Mühsam versuchte ich die Augen zu öffnen. Das war nicht möglich, aber langsam kehrten die grausigen Erinnerungen zurück. Entsetzen schnürte trocken meinen Hals zu. Was hatten diese Bestien uns angetan? War das alles ein Traum oder war ich inzwischen auf der anderen Seite des Lebens angekommen und bereits tot?

Mir war unbeschreiblich kalt, aber zum Glück zitterten meine Muskeln dank des Elixiers nicht. Mein Gehör funktionierte ungewöhnlich gut. Es war fast, als schrieen alle um mich herum. Jeder Laut wirkte durch Megafone verstärkt. Nur langsam gelang es mir, einen ersten Überblick zu gewinnen. Das Tuckern, welches ich vernahm, musste von einem Auto stammen. Befand sich mein gelähmter Körper auf einem Lastwagen?

Von einem Moment kehrte auch das Geruchsempfinden zurück. Es war intensiv und unangenehm. Ich erkannte den metallischen Geruch von noch warmen Blut, unserem Blut! Mir wurde etwas übel, der Kopf hämmerte und ich wollte mich fast übergeben. Zum Glück geschah das nicht.

„Habt ihr auch wirklich allen Schmuck abgeliefert?“, hörte ich die misstrauischen Worte eines Mannes.

„Ich traue euch kriminellem Pack nicht!“

Es war die bekannte Stimme unseres Peinigers, des Kommandanten Jakow Michailowitsch Jurowski.

Glühender Hass floss durch meine Körper und belebte diesen zusätzlich. Voller rasender Wut hatte ich das Verlangen, ihn anzuspringen, die Zähne in sein Fleisch zu bohren und ihm gleichzeitig das Herz aus dem Leib fetzen!

Doch alle Muskeln waren noch immer versteinert und zu keiner Bewegung fähig.
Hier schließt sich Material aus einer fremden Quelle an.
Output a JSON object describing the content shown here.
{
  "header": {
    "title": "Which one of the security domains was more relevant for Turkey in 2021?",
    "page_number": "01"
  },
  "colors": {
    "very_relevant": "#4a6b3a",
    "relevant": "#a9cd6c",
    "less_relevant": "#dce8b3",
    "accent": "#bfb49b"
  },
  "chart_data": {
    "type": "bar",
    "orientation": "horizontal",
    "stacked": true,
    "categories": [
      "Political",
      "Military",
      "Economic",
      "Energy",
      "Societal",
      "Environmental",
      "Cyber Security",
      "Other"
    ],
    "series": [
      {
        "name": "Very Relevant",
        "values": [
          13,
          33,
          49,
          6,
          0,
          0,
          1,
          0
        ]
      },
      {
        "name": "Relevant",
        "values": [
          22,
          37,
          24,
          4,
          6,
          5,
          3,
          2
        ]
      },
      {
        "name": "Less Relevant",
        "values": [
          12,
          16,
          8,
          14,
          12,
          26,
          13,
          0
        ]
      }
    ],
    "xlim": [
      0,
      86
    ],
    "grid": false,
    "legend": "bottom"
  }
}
Dies vergrößerte mein Entsetzen.

Kalte Angst bemächtigte sich meiner. Sie wandelte sich kurz darauf in noch größere sinnlose innere Raserei. Diese Handlungsunfähigkeit ließ mich durch die zugleich aufkommende Panik nur langsam einen kühleren Verstand wiedergewinnen. Nur logisches Denken und nicht blinde Wut konnte jetzt helfen.

Es gab nur folgende Möglichkeiten: Ich hatte vielleicht doch überlebt und war durch die überaus schweren Verletzungen blind und gelähmt. Dann würde ich offensichtlich ohnehin bald sterben. Aber das dürfte bei der Gründlichkeit der Mörder und der Vielzahl meiner Verletzungen unwahrscheinlich sein.
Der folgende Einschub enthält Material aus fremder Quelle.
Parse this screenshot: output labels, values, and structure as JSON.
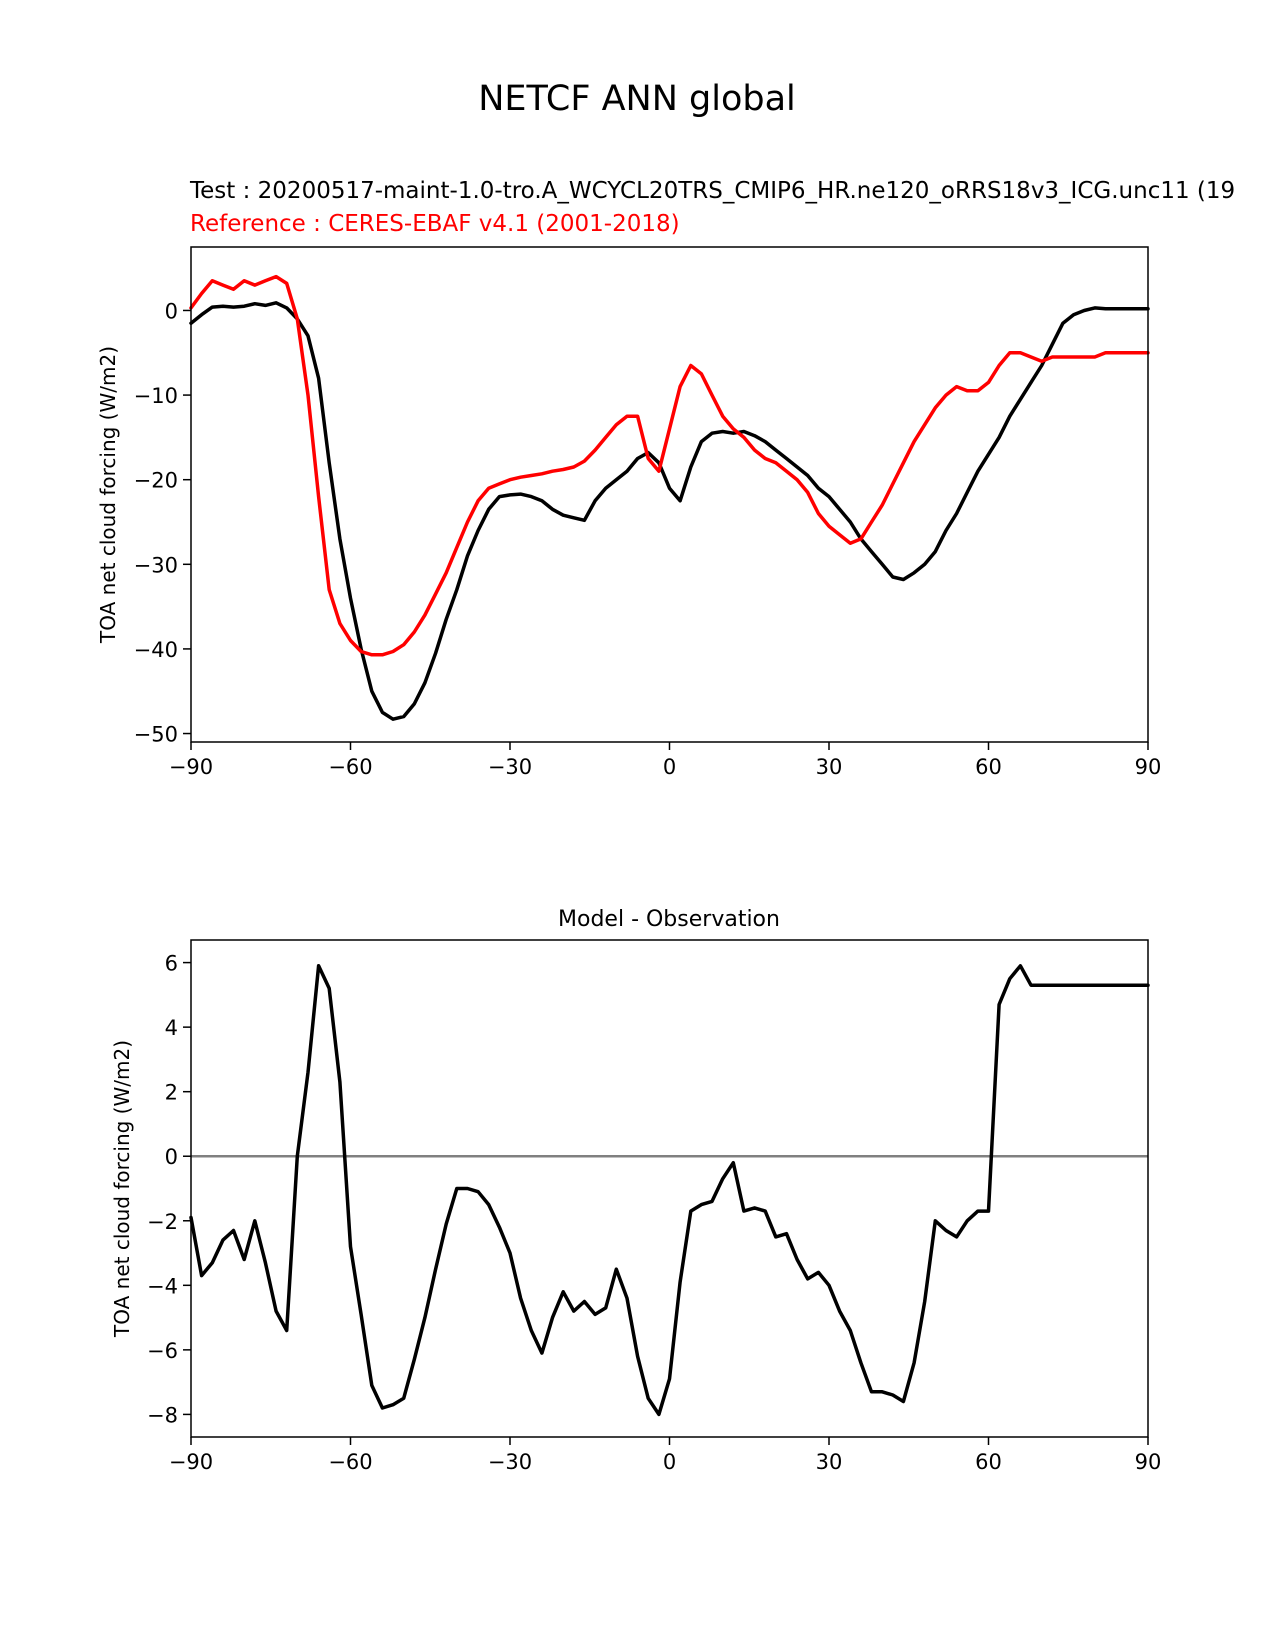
{
  "figure": {
    "suptitle": "NETCF ANN global",
    "test_label": "Test : 20200517-maint-1.0-tro.A_WCYCL20TRS_CMIP6_HR.ne120_oRRS18v3_ICG.unc11 (19",
    "reference_label": "Reference : CERES-EBAF v4.1 (2001-2018)",
    "test_color": "#000000",
    "reference_color": "#ff0000",
    "zero_line_color": "#808080"
  },
  "chart_data": [
    {
      "type": "line",
      "title": "",
      "xlabel": "",
      "ylabel": "TOA net cloud forcing (W/m2)",
      "xlim": [
        -90,
        90
      ],
      "ylim": [
        -51,
        7.5
      ],
      "xticks": [
        -90,
        -60,
        -30,
        0,
        30,
        60,
        90
      ],
      "yticks": [
        0,
        -10,
        -20,
        -30,
        -40,
        -50
      ],
      "series": [
        {
          "name": "test",
          "color": "#000000",
          "x": [
            -90,
            -88,
            -86,
            -84,
            -82,
            -80,
            -78,
            -76,
            -74,
            -72,
            -70,
            -68,
            -66,
            -64,
            -62,
            -60,
            -58,
            -56,
            -54,
            -52,
            -50,
            -48,
            -46,
            -44,
            -42,
            -40,
            -38,
            -36,
            -34,
            -32,
            -30,
            -28,
            -26,
            -24,
            -22,
            -20,
            -18,
            -16,
            -14,
            -12,
            -10,
            -8,
            -6,
            -4,
            -2,
            0,
            2,
            4,
            6,
            8,
            10,
            12,
            14,
            16,
            18,
            20,
            22,
            24,
            26,
            28,
            30,
            32,
            34,
            36,
            38,
            40,
            42,
            44,
            46,
            48,
            50,
            52,
            54,
            56,
            58,
            60,
            62,
            64,
            66,
            68,
            70,
            72,
            74,
            76,
            78,
            80,
            82,
            84,
            86,
            88,
            90
          ],
          "y": [
            -1.5,
            -0.5,
            0.4,
            0.5,
            0.4,
            0.5,
            0.8,
            0.6,
            0.9,
            0.3,
            -1.0,
            -3.0,
            -8.0,
            -18.0,
            -27.0,
            -34.0,
            -40.0,
            -45.0,
            -47.5,
            -48.3,
            -48.0,
            -46.5,
            -44.0,
            -40.5,
            -36.5,
            -33.0,
            -29.0,
            -26.0,
            -23.5,
            -22.0,
            -21.8,
            -21.7,
            -22.0,
            -22.5,
            -23.5,
            -24.2,
            -24.5,
            -24.8,
            -22.5,
            -21.0,
            -20.0,
            -19.0,
            -17.5,
            -16.8,
            -18.0,
            -21.0,
            -22.5,
            -18.5,
            -15.5,
            -14.5,
            -14.3,
            -14.5,
            -14.3,
            -14.8,
            -15.5,
            -16.5,
            -17.5,
            -18.5,
            -19.5,
            -21.0,
            -22.0,
            -23.5,
            -25.0,
            -27.0,
            -28.5,
            -30.0,
            -31.5,
            -31.8,
            -31.0,
            -30.0,
            -28.5,
            -26.0,
            -24.0,
            -21.5,
            -19.0,
            -17.0,
            -15.0,
            -12.5,
            -10.5,
            -8.5,
            -6.5,
            -4.0,
            -1.5,
            -0.5,
            0.0,
            0.3,
            0.2,
            0.2,
            0.2,
            0.2,
            0.2
          ]
        },
        {
          "name": "reference",
          "color": "#ff0000",
          "x": [
            -90,
            -88,
            -86,
            -84,
            -82,
            -80,
            -78,
            -76,
            -74,
            -72,
            -70,
            -68,
            -66,
            -64,
            -62,
            -60,
            -58,
            -56,
            -54,
            -52,
            -50,
            -48,
            -46,
            -44,
            -42,
            -40,
            -38,
            -36,
            -34,
            -32,
            -30,
            -28,
            -26,
            -24,
            -22,
            -20,
            -18,
            -16,
            -14,
            -12,
            -10,
            -8,
            -6,
            -4,
            -2,
            0,
            2,
            4,
            6,
            8,
            10,
            12,
            14,
            16,
            18,
            20,
            22,
            24,
            26,
            28,
            30,
            32,
            34,
            36,
            38,
            40,
            42,
            44,
            46,
            48,
            50,
            52,
            54,
            56,
            58,
            60,
            62,
            64,
            66,
            68,
            70,
            72,
            74,
            76,
            78,
            80,
            82,
            84,
            86,
            88,
            90
          ],
          "y": [
            0.3,
            2.0,
            3.5,
            3.0,
            2.5,
            3.5,
            3.0,
            3.5,
            4.0,
            3.2,
            -1.0,
            -10.0,
            -22.0,
            -33.0,
            -37.0,
            -39.0,
            -40.3,
            -40.7,
            -40.7,
            -40.3,
            -39.5,
            -38.0,
            -36.0,
            -33.5,
            -31.0,
            -28.0,
            -25.0,
            -22.5,
            -21.0,
            -20.5,
            -20.0,
            -19.7,
            -19.5,
            -19.3,
            -19.0,
            -18.8,
            -18.5,
            -17.8,
            -16.5,
            -15.0,
            -13.5,
            -12.5,
            -12.5,
            -17.5,
            -19.0,
            -14.0,
            -9.0,
            -6.5,
            -7.5,
            -10.0,
            -12.5,
            -14.0,
            -15.0,
            -16.5,
            -17.5,
            -18.0,
            -19.0,
            -20.0,
            -21.5,
            -24.0,
            -25.5,
            -26.5,
            -27.5,
            -27.0,
            -25.0,
            -23.0,
            -20.5,
            -18.0,
            -15.5,
            -13.5,
            -11.5,
            -10.0,
            -9.0,
            -9.5,
            -9.5,
            -8.5,
            -6.5,
            -5.0,
            -5.0,
            -5.5,
            -6.0,
            -5.5,
            -5.5,
            -5.5,
            -5.5,
            -5.5,
            -5.0,
            -5.0,
            -5.0,
            -5.0,
            -5.0
          ]
        }
      ]
    },
    {
      "type": "line",
      "title": "Model - Observation",
      "xlabel": "",
      "ylabel": "TOA net cloud forcing (W/m2)",
      "xlim": [
        -90,
        90
      ],
      "ylim": [
        -8.7,
        6.7
      ],
      "xticks": [
        -90,
        -60,
        -30,
        0,
        30,
        60,
        90
      ],
      "yticks": [
        6,
        4,
        2,
        0,
        -2,
        -4,
        -6,
        -8
      ],
      "zero_line": true,
      "series": [
        {
          "name": "difference",
          "color": "#000000",
          "x": [
            -90,
            -88,
            -86,
            -84,
            -82,
            -80,
            -78,
            -76,
            -74,
            -72,
            -70,
            -68,
            -66,
            -64,
            -62,
            -60,
            -58,
            -56,
            -54,
            -52,
            -50,
            -48,
            -46,
            -44,
            -42,
            -40,
            -38,
            -36,
            -34,
            -32,
            -30,
            -28,
            -26,
            -24,
            -22,
            -20,
            -18,
            -16,
            -14,
            -12,
            -10,
            -8,
            -6,
            -4,
            -2,
            0,
            2,
            4,
            6,
            8,
            10,
            12,
            14,
            16,
            18,
            20,
            22,
            24,
            26,
            28,
            30,
            32,
            34,
            36,
            38,
            40,
            42,
            44,
            46,
            48,
            50,
            52,
            54,
            56,
            58,
            60,
            62,
            64,
            66,
            68,
            70,
            72,
            74,
            76,
            78,
            80,
            82,
            84,
            86,
            88,
            90
          ],
          "y": [
            -1.9,
            -3.7,
            -3.3,
            -2.6,
            -2.3,
            -3.2,
            -2.0,
            -3.3,
            -4.8,
            -5.4,
            0.0,
            2.6,
            5.9,
            5.2,
            2.3,
            -2.8,
            -4.9,
            -7.1,
            -7.8,
            -7.7,
            -7.5,
            -6.3,
            -5.0,
            -3.5,
            -2.1,
            -1.0,
            -1.0,
            -1.1,
            -1.5,
            -2.2,
            -3.0,
            -4.4,
            -5.4,
            -6.1,
            -5.0,
            -4.2,
            -4.8,
            -4.5,
            -4.9,
            -4.7,
            -3.5,
            -4.4,
            -6.2,
            -7.5,
            -8.0,
            -6.9,
            -3.9,
            -1.7,
            -1.5,
            -1.4,
            -0.7,
            -0.2,
            -1.7,
            -1.6,
            -1.7,
            -2.5,
            -2.4,
            -3.2,
            -3.8,
            -3.6,
            -4.0,
            -4.8,
            -5.4,
            -6.4,
            -7.3,
            -7.3,
            -7.4,
            -7.6,
            -6.4,
            -4.5,
            -2.0,
            -2.3,
            -2.5,
            -2.0,
            -1.7,
            -1.7,
            4.7,
            5.5,
            5.9,
            5.3,
            5.3,
            5.3,
            5.3,
            5.3,
            5.3,
            5.3,
            5.3,
            5.3,
            5.3,
            5.3,
            5.3
          ]
        }
      ]
    }
  ]
}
Eventuell war ich zu einem Geist geworden oder auf dem Weg ins Himmelreich. Dagegen sprach jedoch, dass ich immer noch auf menschenähnliche Art dachte, hörte und roch.
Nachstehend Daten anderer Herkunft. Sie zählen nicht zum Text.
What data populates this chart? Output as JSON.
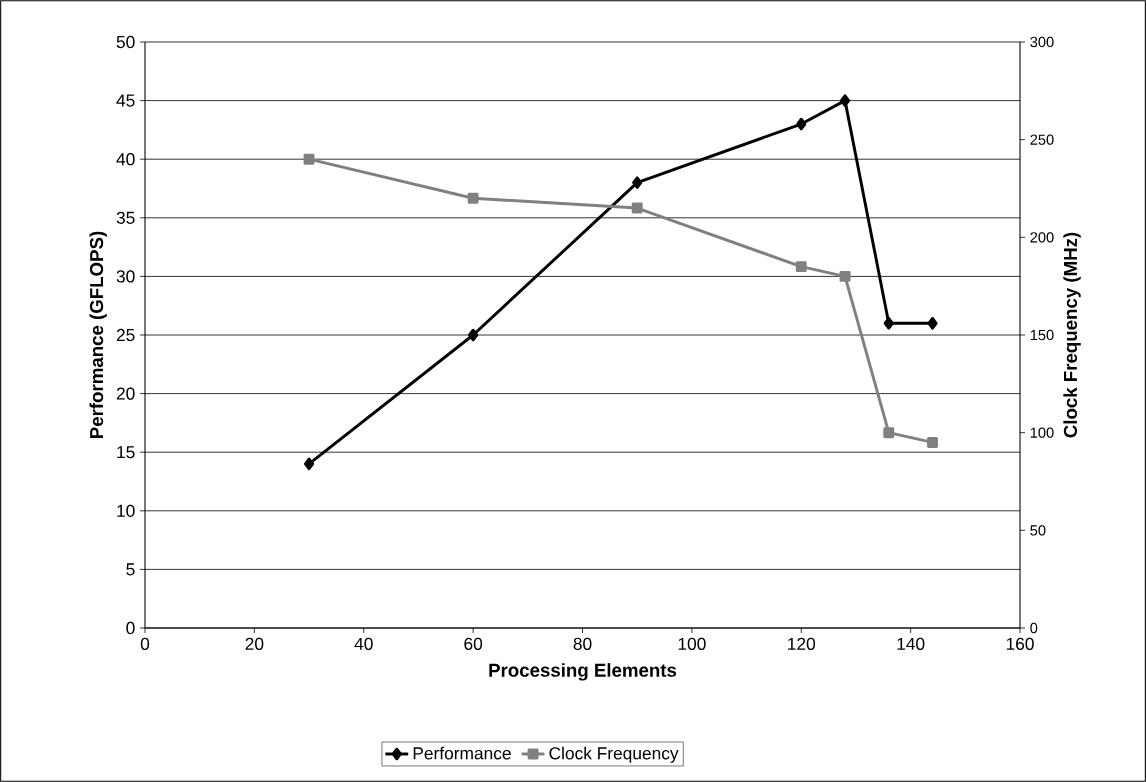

Somit erschien nur eine dritte Variante zutreffend. Mamas Elixier aus der Kapsel hatte diesen Zustand herbeigeführt. Das Mittel aus der geheimen Schatzkammer war also echt und wirkte tatsächlich so, wie sie es mir beschrieben hatte. Die Zeit hatte der Kraft des dämonischen Nektars nicht geschadet.

Meine Haut erfühlte inzwischen auch direkt die Kühle und Feuchtigkeit der Umgebung. Die Sinneswahrnehmungen kehrten offensichtlich schrittweise zurück. Alles um mich her war nass.

Ein rasender Schmerz durchtobte meinen Körper. Ich spürte jetzt auch die Wunden und plötzlich auch einen zarten ersten Schlag meines Herzens. Das restliche Blut wurde durch die Adern gepumpt. Bald schlug es noch kräftiger und stärkte meinen Lebenswillen.

In der Ferne hörte ich Schüsse und Granatexplosionen.

„Die Front rückt näher! Wann sind wir endlich beim Schacht?“, grummelte ein Begleiter, der sich mit anderen in meiner Nähe befinden musste. Ich konnte nur vermuten, dass sie neben der blutigen Fracht saßen. Der Wagen kutschierte die scheinbar leblose Fracht zum geplanten Grab.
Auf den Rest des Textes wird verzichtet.